— Ugo Burlini / Shutterstock.com

Des archéologues espagnols fouillant l’ancien site talayotique de Son Catlar, à Minorque, ont annoncé la mise au jour d’une cache d’armes romaines remontant à environ un siècle avant notre ère.

Le plus grand établissement talayotique des Baléares

Son Catlar est le plus grand établissement talayotique des îles Baléares. Encadré par un imposant mur d’enceinte, ce site s’étendant sur près de 6 hectares abrite des guérites et des tours carrées appelées talayots, ayant donné leur nom à cette civilisation de l’âge du bronze. Il y a quelques jours, des chercheurs des universités d’Alicante, de Murcie, de Grenade et de Cadix, ainsi que du musée de Ciutadella ont annoncé la découverte de nombreux objets romains, incluant des projectiles, des pointes de flèches, des dagues, du matériel chirurgical ainsi qu’une spatule en bronze.

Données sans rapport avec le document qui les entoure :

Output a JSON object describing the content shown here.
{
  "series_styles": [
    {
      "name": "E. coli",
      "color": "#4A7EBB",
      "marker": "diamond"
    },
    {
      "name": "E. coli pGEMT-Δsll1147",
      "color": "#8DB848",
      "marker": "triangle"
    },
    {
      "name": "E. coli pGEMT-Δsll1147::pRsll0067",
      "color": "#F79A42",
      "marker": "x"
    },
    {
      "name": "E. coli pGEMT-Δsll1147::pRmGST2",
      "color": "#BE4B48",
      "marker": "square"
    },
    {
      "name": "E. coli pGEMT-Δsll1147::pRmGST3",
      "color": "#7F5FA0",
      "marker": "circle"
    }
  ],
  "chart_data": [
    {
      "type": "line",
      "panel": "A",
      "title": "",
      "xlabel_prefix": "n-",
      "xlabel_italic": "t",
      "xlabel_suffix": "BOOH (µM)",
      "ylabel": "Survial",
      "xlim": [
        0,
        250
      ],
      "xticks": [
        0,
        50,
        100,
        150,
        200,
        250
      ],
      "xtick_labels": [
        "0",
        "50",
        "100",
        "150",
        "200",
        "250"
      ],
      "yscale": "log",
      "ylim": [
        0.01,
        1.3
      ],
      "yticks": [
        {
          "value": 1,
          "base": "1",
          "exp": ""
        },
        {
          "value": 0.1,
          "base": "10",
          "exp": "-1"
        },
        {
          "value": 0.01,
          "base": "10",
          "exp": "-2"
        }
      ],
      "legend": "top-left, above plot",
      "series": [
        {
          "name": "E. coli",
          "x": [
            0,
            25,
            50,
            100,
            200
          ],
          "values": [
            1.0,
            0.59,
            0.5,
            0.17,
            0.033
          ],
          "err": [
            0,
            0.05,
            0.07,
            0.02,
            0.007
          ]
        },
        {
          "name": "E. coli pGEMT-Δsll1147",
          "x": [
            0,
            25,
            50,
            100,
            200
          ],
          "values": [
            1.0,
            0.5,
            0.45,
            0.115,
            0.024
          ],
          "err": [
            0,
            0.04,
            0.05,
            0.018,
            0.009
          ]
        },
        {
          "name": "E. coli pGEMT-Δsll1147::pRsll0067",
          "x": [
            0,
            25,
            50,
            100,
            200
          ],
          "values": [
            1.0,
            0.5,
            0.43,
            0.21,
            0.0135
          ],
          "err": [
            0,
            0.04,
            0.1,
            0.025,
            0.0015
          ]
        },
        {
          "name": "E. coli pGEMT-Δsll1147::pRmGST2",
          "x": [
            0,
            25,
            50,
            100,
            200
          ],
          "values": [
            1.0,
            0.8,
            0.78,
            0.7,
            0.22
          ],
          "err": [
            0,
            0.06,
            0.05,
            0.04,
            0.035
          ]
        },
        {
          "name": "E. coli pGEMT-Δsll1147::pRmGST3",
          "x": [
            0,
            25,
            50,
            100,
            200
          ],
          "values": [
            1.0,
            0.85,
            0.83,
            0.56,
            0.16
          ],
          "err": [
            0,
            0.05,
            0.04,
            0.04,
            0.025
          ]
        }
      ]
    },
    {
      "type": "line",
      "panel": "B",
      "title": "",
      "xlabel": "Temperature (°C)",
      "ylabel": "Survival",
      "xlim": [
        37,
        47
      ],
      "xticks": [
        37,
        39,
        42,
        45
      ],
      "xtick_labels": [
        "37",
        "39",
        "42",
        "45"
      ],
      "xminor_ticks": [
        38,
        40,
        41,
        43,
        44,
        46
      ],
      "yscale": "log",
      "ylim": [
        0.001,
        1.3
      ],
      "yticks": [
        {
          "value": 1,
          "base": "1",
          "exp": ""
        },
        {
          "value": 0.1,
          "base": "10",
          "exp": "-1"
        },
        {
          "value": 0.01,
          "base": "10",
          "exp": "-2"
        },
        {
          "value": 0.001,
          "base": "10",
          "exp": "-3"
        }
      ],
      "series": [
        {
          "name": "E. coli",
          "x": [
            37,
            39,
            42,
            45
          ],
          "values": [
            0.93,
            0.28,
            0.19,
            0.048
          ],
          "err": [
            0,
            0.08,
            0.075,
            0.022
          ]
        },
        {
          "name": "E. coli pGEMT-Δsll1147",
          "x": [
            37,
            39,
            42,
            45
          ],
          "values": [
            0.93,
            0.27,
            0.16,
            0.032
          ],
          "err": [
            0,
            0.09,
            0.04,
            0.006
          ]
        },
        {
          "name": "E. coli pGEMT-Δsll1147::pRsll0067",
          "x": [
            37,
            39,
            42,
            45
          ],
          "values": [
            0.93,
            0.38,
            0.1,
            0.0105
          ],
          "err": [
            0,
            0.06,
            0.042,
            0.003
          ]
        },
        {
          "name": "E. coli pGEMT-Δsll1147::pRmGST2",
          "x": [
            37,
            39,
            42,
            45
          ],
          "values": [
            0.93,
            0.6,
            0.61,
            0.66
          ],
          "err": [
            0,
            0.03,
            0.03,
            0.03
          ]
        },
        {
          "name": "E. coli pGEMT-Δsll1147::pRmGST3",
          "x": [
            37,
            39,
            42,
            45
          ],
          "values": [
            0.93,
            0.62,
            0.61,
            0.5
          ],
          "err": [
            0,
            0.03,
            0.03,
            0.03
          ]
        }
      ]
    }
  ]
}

Les fouilles se sont concentrées sur l’une des entrées de l’installation, que les Romains auraient vraisemblablement associée à Janus, dieu des commencements et des fins, des choix, du passage et des portes. « Les soldats romains étaient très superstitieux et considéraient les portes de leurs cités comme sacrées », précise un communiqué de l’Institut de recherche archéologique de l’université d’Alicante.

L’enceinte de pierre avait été érigée entre le cinquième et le quatrième siècle avant notre ère à l’aide de différentes techniques de construction, dont la maçonnerie cyclopéenne, qui permettait de bâtir des murs sans mortier, en utilisant d’énormes blocs de pierre. Celle-ci aurait ensuite été refortifiée à la suite des guerres puniques, ayant opposé Rome à Carthage de 264 à 146 avant J-.C., ou de la conquête des îles Balérares par les Romains, vers 123 avant notre ère.

Une histoire mouvementée

L’équipe sonde le site de Son Catlar depuis 2016. Précédemment, ses membres s’étaient concentrés sur de sections spécifiques de la fortification, incluant notamment sa porte nord, afin de déterminer les différentes phases de sa construction.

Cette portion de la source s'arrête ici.